Would you teach me assembly using the fasm dialect? I would greatly appreciate it.

Post by **pseudo_opcode** » 17 Jun 2007, 21:38

malware_writer wrote:Would you teach me assembly using the fasm dialect? I would greatly appreciate it.

Sorry bro but i hardly have any time left after my "other" work.. so i wont be able to be a good teacher. But there are so many online resources, so you should not have any problem... If you have any problems, you can always post here..

malware_writer · Post by **malware_writer** » 18 Jun 2007, 09:59

pseudo_opcode wrote:
malware_writer wrote:Would you teach me assembly using the fasm dialect? I would greatly appreciate it.
Sorry bro but i hardly have any time left after my "other" work.. so i wont be able to be a good teacher. But there are so many online resources, so you should not have any problem... If you have any problems, you can always post here..
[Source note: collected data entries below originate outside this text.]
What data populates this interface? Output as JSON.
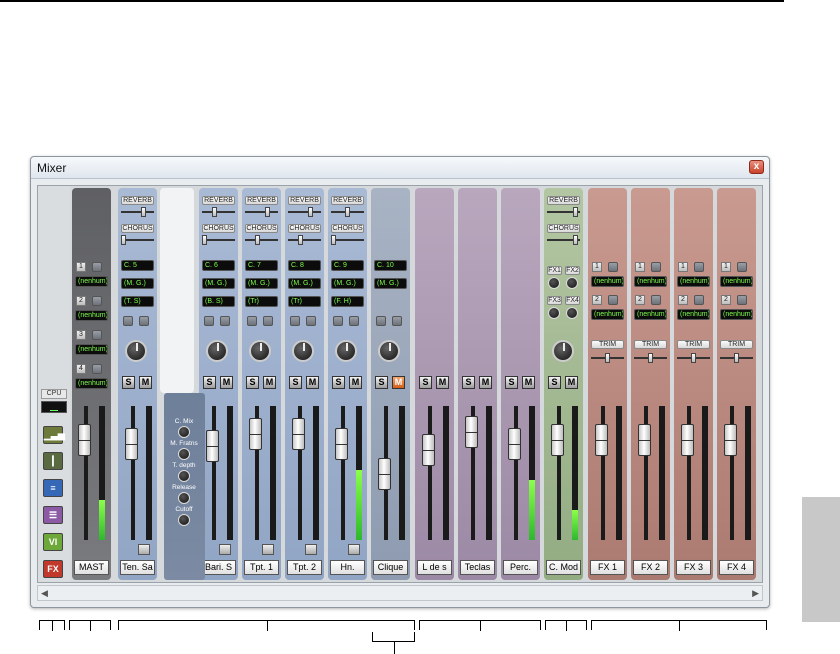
{
  "window": {
    "title": "Mixer",
    "close_label": "x"
  },
  "left_tools": {
    "cpu_label": "CPU",
    "tools": [
      {
        "name": "meter-bars-icon",
        "glyph": "▁▃▅",
        "color": "#6c7a3a"
      },
      {
        "name": "fader-tool-icon",
        "glyph": "┃",
        "color": "#5a6a40"
      },
      {
        "name": "list-icon",
        "glyph": "≡",
        "color": "#3569b8"
      },
      {
        "name": "track-list-icon",
        "glyph": "☰",
        "color": "#8c5aa5"
      },
      {
        "name": "vi-icon",
        "glyph": "VI",
        "color": "#6ea83a"
      },
      {
        "name": "fx-icon",
        "glyph": "FX",
        "color": "#c0392b"
      }
    ]
  },
  "master": {
    "name": "MAST",
    "sends": [
      {
        "num": "1",
        "value": "(nenhum)"
      },
      {
        "num": "2",
        "value": "(nenhum)"
      },
      {
        "num": "3",
        "value": "(nenhum)"
      },
      {
        "num": "4",
        "value": "(nenhum)"
      }
    ]
  },
  "strip_labels": {
    "reverb": "REVERB",
    "chorus": "CHORUS",
    "solo": "S",
    "mute": "M",
    "trim": "TRIM"
  },
  "channels": [
    {
      "name": "Ten. Sa",
      "channel": "C. 5",
      "device": "(M. G.)",
      "instrument": "(T. S)"
    },
    {
      "name": "Bari. S",
      "channel": "C. 6",
      "device": "(M. G.)",
      "instrument": "(B. S)"
    },
    {
      "name": "Tpt. 1",
      "channel": "C. 7",
      "device": "(M. G.)",
      "instrument": "(Tr)"
    },
    {
      "name": "Tpt. 2",
      "channel": "C. 8",
      "device": "(M. G.)",
      "instrument": "(Tr)"
    },
    {
      "name": "Hn.",
      "channel": "C. 9",
      "device": "(M. G.)",
      "instrument": "(F. H)"
    },
    {
      "name": "Clique",
      "channel": "C. 10",
      "device": "(M. G.)",
      "instrument": ""
    }
  ],
  "synth_params": [
    "C. Mix",
    "M. Fratns",
    "T. depth",
    "Release",
    "Cutoff"
  ],
  "groups": [
    {
      "name": "L de s"
    },
    {
      "name": "Teclas"
    },
    {
      "name": "Perc."
    }
  ],
  "comod": {
    "name": "C. Mod",
    "fx_labels": [
      "FX1",
      "FX2",
      "FX3",
      "FX4"
    ]
  },
  "fx_strips": [
    {
      "name": "FX 1",
      "send1": "(nenhum)",
      "send2": "(nenhum)",
      "n1": "1",
      "n2": "2"
    },
    {
      "name": "FX 2",
      "send1": "(nenhum)",
      "send2": "(nenhum)",
      "n1": "1",
      "n2": "2"
    },
    {
      "name": "FX 3",
      "send1": "(nenhum)",
      "send2": "(nenhum)",
      "n1": "1",
      "n2": "2"
    },
    {
      "name": "FX 4",
      "send1": "(nenhum)",
      "send2": "(nenhum)",
      "n1": "1",
      "n2": "2"
    }
  ]
}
I do have a problem, there is not a "solid" tutorial on using fasm. I can look at code samples, but that is mostly it. However there are some tutorials.

Post by **Big-E** » 18 Jun 2007, 13:16

malware_writer wrote:
I do have a problem, there is not a "solid" tutorial on using fasm. I can look at code samples, but that is mostly it. However there are some tutorials.
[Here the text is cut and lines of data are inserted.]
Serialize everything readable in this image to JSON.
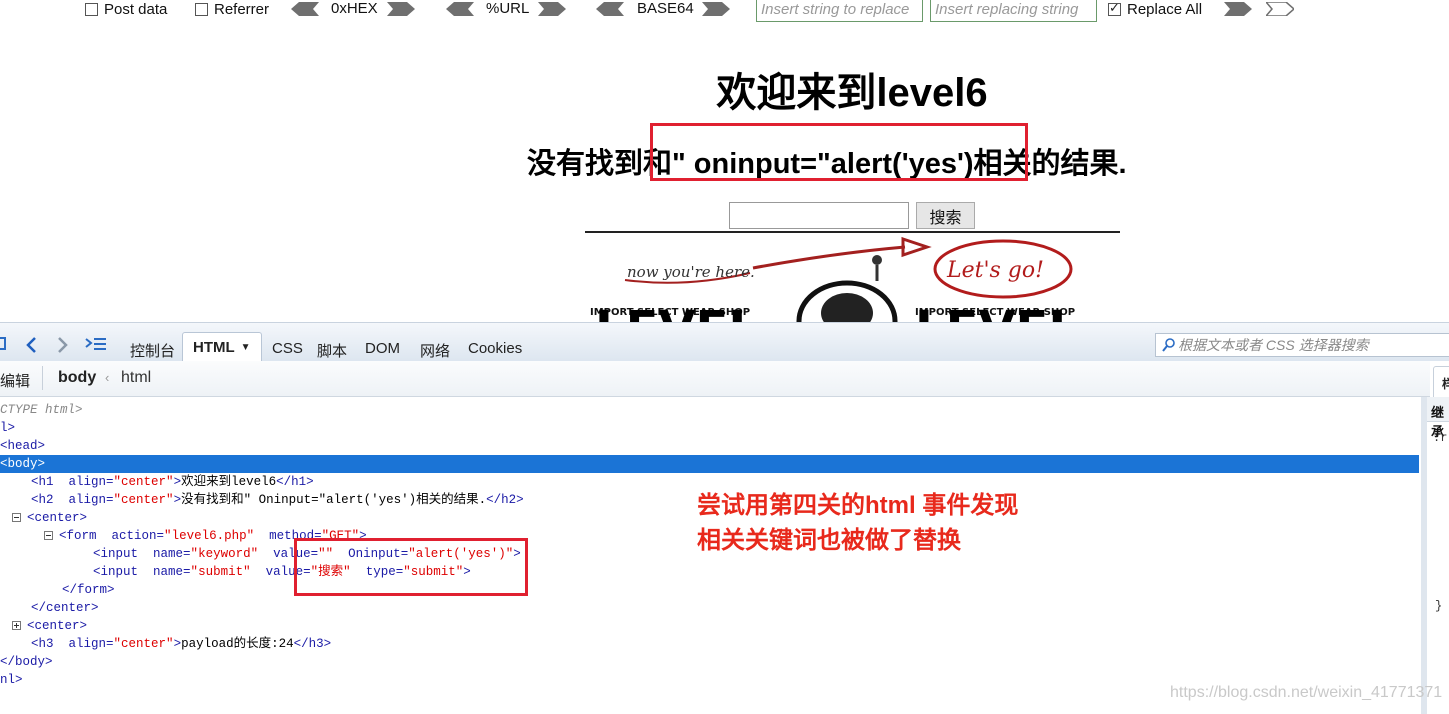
{
  "hackbar": {
    "post_data_label": "Post data",
    "post_data_checked": false,
    "referrer_label": "Referrer",
    "referrer_checked": false,
    "hex_label": "0xHEX",
    "url_label": "%URL",
    "base64_label": "BASE64",
    "find_placeholder": "Insert string to replace",
    "replace_placeholder": "Insert replacing string",
    "replace_all_label": "Replace All",
    "replace_all_checked": true
  },
  "page": {
    "h1": "欢迎来到level6",
    "h2": "没有找到和\" oninput=\"alert('yes')相关的结果.",
    "search_button": "搜索",
    "banner": {
      "now_text": "now you're here.",
      "lets_go": "Let's go!",
      "shop_left": "IMPORT SELECT WEAR SHOP",
      "shop_right": "IMPORT SELECT WEAR SHOP",
      "big_text": "LEVEL"
    }
  },
  "devtools": {
    "tabs": {
      "console": "控制台",
      "html": "HTML",
      "css": "CSS",
      "script": "脚本",
      "dom": "DOM",
      "net": "网络",
      "cookies": "Cookies"
    },
    "search_placeholder": "根据文本或者 CSS 选择器搜索",
    "breadcrumb": {
      "edit": "编辑",
      "body": "body",
      "html": "html"
    },
    "side_tab": "样",
    "side_head": "继承",
    "side_line1": ":r",
    "side_line2": "}",
    "tree": {
      "doctype": "CTYPE html>",
      "html_open": "l>",
      "head": "<head>",
      "body_open": "<body>",
      "h1_text": "欢迎来到level6",
      "h2_text": "没有找到和\" Oninput=\"alert('yes')相关的结果.",
      "form_action": "level6.php",
      "form_method": "GET",
      "input1_name": "keyword",
      "input1_value": "\"",
      "input1_extra_attr": "Oninput",
      "input1_extra_val": "alert('yes')",
      "input2_name": "submit",
      "input2_value": "搜索",
      "input2_type": "submit",
      "h3_text": "payload的长度:24",
      "body_close": "</body>",
      "html_close": "nl>"
    }
  },
  "annotation": {
    "line1": "尝试用第四关的html 事件发现",
    "line2": "相关关键词也被做了替换"
  },
  "watermark": "https://blog.csdn.net/weixin_41771371"
}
I use http://www.devshed.com/ for all my tutorial needs. I find it very resourceful. Give it a try, not sure if it has fasm but a good bookmark none the less.

EDIT:

Also with a quick google I came up with the following resources:
http://flatassembler.net/docs.php
http://decard.net
http://board.flatassembler.net - Which is a messageboard with fasm programmers as their target audience. Don't mean to push people off to other sites, but it would be a good place to look.

malware_writer · Post by **malware_writer** » 18 Jun 2007, 16:35

Big-E wrote:
malware_writer wrote:
I do have a problem, there is not a "solid" tutorial on using fasm. I can look at code samples, but that is mostly it. However there are some tutorials.
I use http://www.devshed.com/ for all my tutorial needs. I find it very resourceful. Give it a try, not sure if it has fasm but a good bookmark none the less.

EDIT:

Also with a quick google I came up with the following resources:
http://flatassembler.net/docs.php
http://decard.net
http://board.flatassembler.net - Which is a messageboard with fasm programmers as their target audience. Don't mean to push people off to other sites, but it would be a good place to look.
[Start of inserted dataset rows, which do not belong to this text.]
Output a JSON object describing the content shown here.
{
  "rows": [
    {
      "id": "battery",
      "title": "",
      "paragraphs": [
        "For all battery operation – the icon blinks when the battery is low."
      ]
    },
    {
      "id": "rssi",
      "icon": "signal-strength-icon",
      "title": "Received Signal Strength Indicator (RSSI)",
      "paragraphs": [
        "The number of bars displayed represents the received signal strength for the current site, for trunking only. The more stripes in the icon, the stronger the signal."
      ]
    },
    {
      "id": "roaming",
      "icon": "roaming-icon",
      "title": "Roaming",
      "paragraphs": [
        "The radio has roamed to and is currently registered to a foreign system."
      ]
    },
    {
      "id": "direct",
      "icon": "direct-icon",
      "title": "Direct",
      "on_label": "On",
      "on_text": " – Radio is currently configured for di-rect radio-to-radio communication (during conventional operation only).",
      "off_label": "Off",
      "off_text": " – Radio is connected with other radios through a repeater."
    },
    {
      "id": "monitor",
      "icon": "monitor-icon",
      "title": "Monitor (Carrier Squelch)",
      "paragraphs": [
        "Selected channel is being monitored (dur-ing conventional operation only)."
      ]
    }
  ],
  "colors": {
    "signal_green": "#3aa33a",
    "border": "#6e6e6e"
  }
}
I have started using HLA, by Randall Hyde. I will use that to learn the basics, then once I know how assembly works, I will move to pure low level asm. I will probaly use fasm, but nasm is nice because it is simple and therefore small (for downloads). I do however really like fasm, and may use that instead. Depends on which one will be the better for me.

Dont say that HLA is not assembly, it is just a high level front end for introduction, and is designed to help beginners into low level asm slowly.